Tout d’abord, la lettre est tronquée. Jusqu’ici rien de dérangeant. Publié, dans La Dépêche en janvier 1888, le texte original est long. Aussi le ministère de l’Éducation en propose-t-il deux versions : une courte pour les plus jeunes et une “longue” pour les élèves plus âgés. Pour autant, les passages dont elle a été amputée n’ont pas été choisis au hasard, selon de nombreux observateurs.

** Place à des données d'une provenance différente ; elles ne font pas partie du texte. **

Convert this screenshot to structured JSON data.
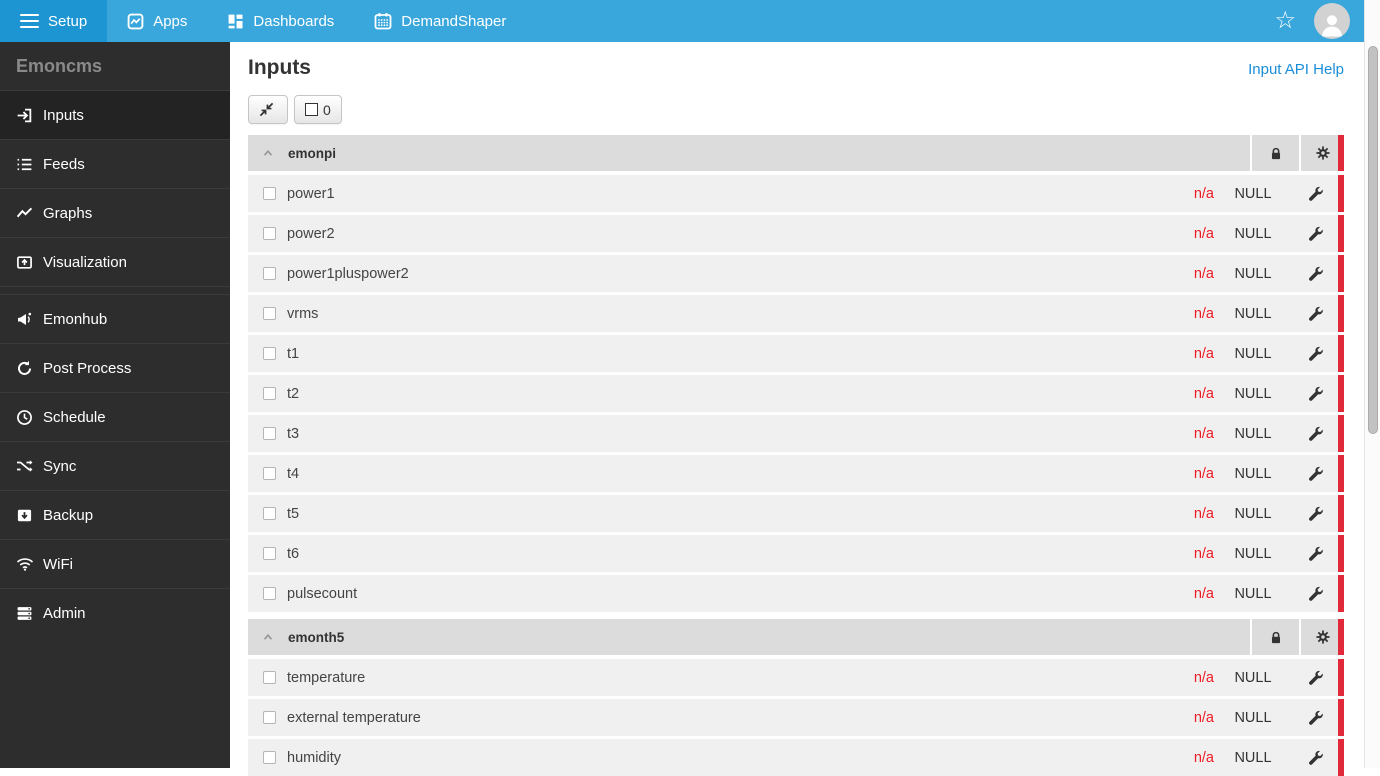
{
  "navbar": {
    "tabs": [
      {
        "label": "Setup",
        "icon": "menu-icon",
        "active": true
      },
      {
        "label": "Apps",
        "icon": "apps-icon",
        "active": false
      },
      {
        "label": "Dashboards",
        "icon": "dashboards-icon",
        "active": false
      },
      {
        "label": "DemandShaper",
        "icon": "calendar-icon",
        "active": false
      }
    ],
    "star_icon": "☆"
  },
  "sidebar": {
    "title": "Emoncms",
    "items": [
      {
        "label": "Inputs",
        "icon": "sign-in-icon",
        "active": true,
        "divider_after": false
      },
      {
        "label": "Feeds",
        "icon": "list-icon",
        "active": false,
        "divider_after": false
      },
      {
        "label": "Graphs",
        "icon": "chart-line-icon",
        "active": false,
        "divider_after": false
      },
      {
        "label": "Visualization",
        "icon": "visualization-icon",
        "active": false,
        "divider_after": true
      },
      {
        "label": "Emonhub",
        "icon": "bullhorn-icon",
        "active": false,
        "divider_after": false
      },
      {
        "label": "Post Process",
        "icon": "refresh-icon",
        "active": false,
        "divider_after": false
      },
      {
        "label": "Schedule",
        "icon": "clock-icon",
        "active": false,
        "divider_after": false
      },
      {
        "label": "Sync",
        "icon": "shuffle-icon",
        "active": false,
        "divider_after": false
      },
      {
        "label": "Backup",
        "icon": "backup-icon",
        "active": false,
        "divider_after": false
      },
      {
        "label": "WiFi",
        "icon": "wifi-icon",
        "active": false,
        "divider_after": false
      },
      {
        "label": "Admin",
        "icon": "admin-icon",
        "active": false,
        "divider_after": false
      }
    ]
  },
  "main": {
    "title": "Inputs",
    "api_help_label": "Input API Help",
    "toolbar": {
      "selected_count": "0"
    }
  },
  "inputs_table": {
    "groups": [
      {
        "name": "emonpi",
        "rows": [
          {
            "name": "power1",
            "value": "n/a",
            "status": "NULL"
          },
          {
            "name": "power2",
            "value": "n/a",
            "status": "NULL"
          },
          {
            "name": "power1pluspower2",
            "value": "n/a",
            "status": "NULL"
          },
          {
            "name": "vrms",
            "value": "n/a",
            "status": "NULL"
          },
          {
            "name": "t1",
            "value": "n/a",
            "status": "NULL"
          },
          {
            "name": "t2",
            "value": "n/a",
            "status": "NULL"
          },
          {
            "name": "t3",
            "value": "n/a",
            "status": "NULL"
          },
          {
            "name": "t4",
            "value": "n/a",
            "status": "NULL"
          },
          {
            "name": "t5",
            "value": "n/a",
            "status": "NULL"
          },
          {
            "name": "t6",
            "value": "n/a",
            "status": "NULL"
          },
          {
            "name": "pulsecount",
            "value": "n/a",
            "status": "NULL"
          }
        ]
      },
      {
        "name": "emonth5",
        "rows": [
          {
            "name": "temperature",
            "value": "n/a",
            "status": "NULL"
          },
          {
            "name": "external temperature",
            "value": "n/a",
            "status": "NULL"
          },
          {
            "name": "humidity",
            "value": "n/a",
            "status": "NULL"
          }
        ]
      }
    ]
  },
  "colors": {
    "navbar_blue": "#3aa7dc",
    "active_tab_blue": "#1d95d2",
    "sidebar_dark": "#2d2d2d",
    "row_gray": "#f0f0f0",
    "group_header_gray": "#dcdcdc",
    "red_bar": "#e2293a",
    "value_red": "#ed1c24",
    "link_blue": "#1a8ed8"
  }
}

Pour le syndicat SUD éducation, ces “oublis“ ont un sens politique. Il cite ce passage où Jean Jaurès s’en prend au système des examens et que voici :
“J’en veux mortellement à ce certificat d’études primaires qui exagère encore ce vice secret des programmes. Quel système déplorable nous avons en France avec ces examens à tous les degrés qui suppriment l’initiative du maître et aussi la bonne foi de l’enseignement en sacrifiant la réalité à l’apparence ! Mon inspection serait bientôt faite dans une école. Je ferais lire les écoliers, et c’est là-dessus seulement que je jugerais le maître.”

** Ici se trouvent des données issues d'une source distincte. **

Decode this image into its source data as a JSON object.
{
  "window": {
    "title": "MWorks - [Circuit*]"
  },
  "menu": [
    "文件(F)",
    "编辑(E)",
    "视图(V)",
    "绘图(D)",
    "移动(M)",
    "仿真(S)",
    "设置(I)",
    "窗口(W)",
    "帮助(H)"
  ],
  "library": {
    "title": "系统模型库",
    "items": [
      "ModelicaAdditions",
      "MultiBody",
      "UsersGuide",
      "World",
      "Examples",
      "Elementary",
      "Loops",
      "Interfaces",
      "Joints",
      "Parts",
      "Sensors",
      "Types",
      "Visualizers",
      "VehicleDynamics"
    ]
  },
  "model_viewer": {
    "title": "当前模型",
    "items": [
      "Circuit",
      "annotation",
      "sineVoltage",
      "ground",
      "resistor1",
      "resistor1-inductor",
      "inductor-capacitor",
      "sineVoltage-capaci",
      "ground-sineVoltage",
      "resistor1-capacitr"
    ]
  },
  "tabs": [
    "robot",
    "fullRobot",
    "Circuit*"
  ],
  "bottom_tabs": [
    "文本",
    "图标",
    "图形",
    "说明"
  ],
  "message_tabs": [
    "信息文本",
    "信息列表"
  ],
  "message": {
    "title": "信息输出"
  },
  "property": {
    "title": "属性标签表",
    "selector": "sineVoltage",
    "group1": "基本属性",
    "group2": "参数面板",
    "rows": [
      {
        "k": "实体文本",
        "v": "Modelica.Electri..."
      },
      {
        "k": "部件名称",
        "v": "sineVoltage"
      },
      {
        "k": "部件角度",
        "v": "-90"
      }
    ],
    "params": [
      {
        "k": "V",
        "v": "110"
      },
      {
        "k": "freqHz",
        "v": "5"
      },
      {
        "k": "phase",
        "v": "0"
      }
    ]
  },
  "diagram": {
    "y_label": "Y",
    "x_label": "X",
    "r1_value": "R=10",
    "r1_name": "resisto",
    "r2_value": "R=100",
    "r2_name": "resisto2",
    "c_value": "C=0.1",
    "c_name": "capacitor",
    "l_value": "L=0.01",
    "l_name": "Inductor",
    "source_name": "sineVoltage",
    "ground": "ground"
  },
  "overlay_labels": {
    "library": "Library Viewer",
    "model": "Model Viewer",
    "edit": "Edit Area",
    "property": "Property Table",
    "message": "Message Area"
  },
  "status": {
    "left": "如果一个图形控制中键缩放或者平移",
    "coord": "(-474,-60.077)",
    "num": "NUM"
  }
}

“Fermeté” plutôt que “fierté”
“Cette phrase résonne singulièrement avec le projet d’école de Blanquer : des évaluations nationales imposées aux élèves et personnels, réforme du baccalauréat et du lycée, épreuves de contrôle continu dans le déni des besoins des élèves, des familles et personnels, Parcoursup”, écrit SUD éducation, qui dénonce un “caviardage” et liste un certain nombre d’autres oublis dans un communiqué daté du 30 octobre dernier.
Le second grief qui est fait à la lettre, c’est sa modification dans une version envoyée à plusieurs rectorats, rapporte Libération. Le mot “fierté” devient “fermeté” dans la phrase “la fierté alliée à la tendresse”, mentionnée originellement par Jean Jaurès pour expliquer la “grandeur”de l’enseignant. Selon le quotidien national, c’est d’ailleurs cette version qu’a lue Emmanuel Macron lors de l’hommage national rendu à Samuel Paty, le 21 octobre dernier, à la Sorbonne.

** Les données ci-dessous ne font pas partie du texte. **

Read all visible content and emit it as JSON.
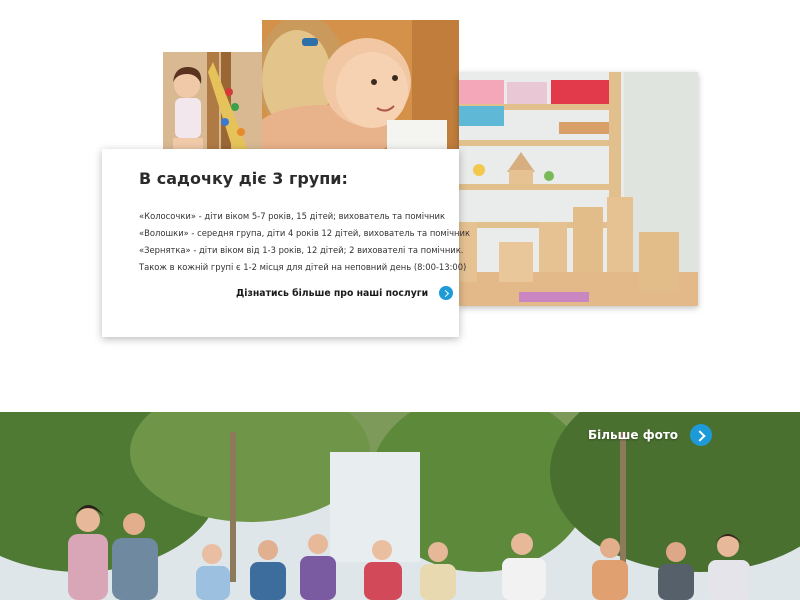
{
  "groups_section": {
    "title": "В садочку діє 3 групи:",
    "lines": [
      "«Колосочки» - діти віком 5-7 років, 15 дітей; вихователь та помічник",
      "«Волошки» - середня група, діти 4 років 12 дітей, вихователь та помічник",
      "«Зернятка» - діти віком від 1-3 років, 12 дітей; 2 вихователі та помічник.",
      "Також в кожній групі є 1-2 місця для дітей на неповний день (8:00-13:00)"
    ],
    "more_link": {
      "label": "Дізнатись більше про наші послуги",
      "icon": "chevron-right-icon"
    }
  },
  "gallery_section": {
    "more_photos_link": {
      "label": "Більше фото",
      "icon": "chevron-right-icon"
    }
  },
  "colors": {
    "accent": "#1d9ad8",
    "card_background": "#ffffff",
    "text": "#2b2b2b"
  }
}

Interrogé lundi 2 novembre sur France Inter, le ministre de l’Éducation nationale, Jean-Michel Blanquer, a défendu le bien-fondé de ces coupes :
“Comme c’est une lettre très longue, il y a des paragraphes que [mes services] ont enlevés. Bien entendu que ces paragraphes n’ont rien de tabou. C’est pourquoi d’ailleurs on publie aussi la lettre complète, et si des gens ont envie de lire la lettre complète, ils le peuvent tout à fait.”
L’intégralité de la lettre originale est à retrouver à la fin du communiqué de SUD éducation.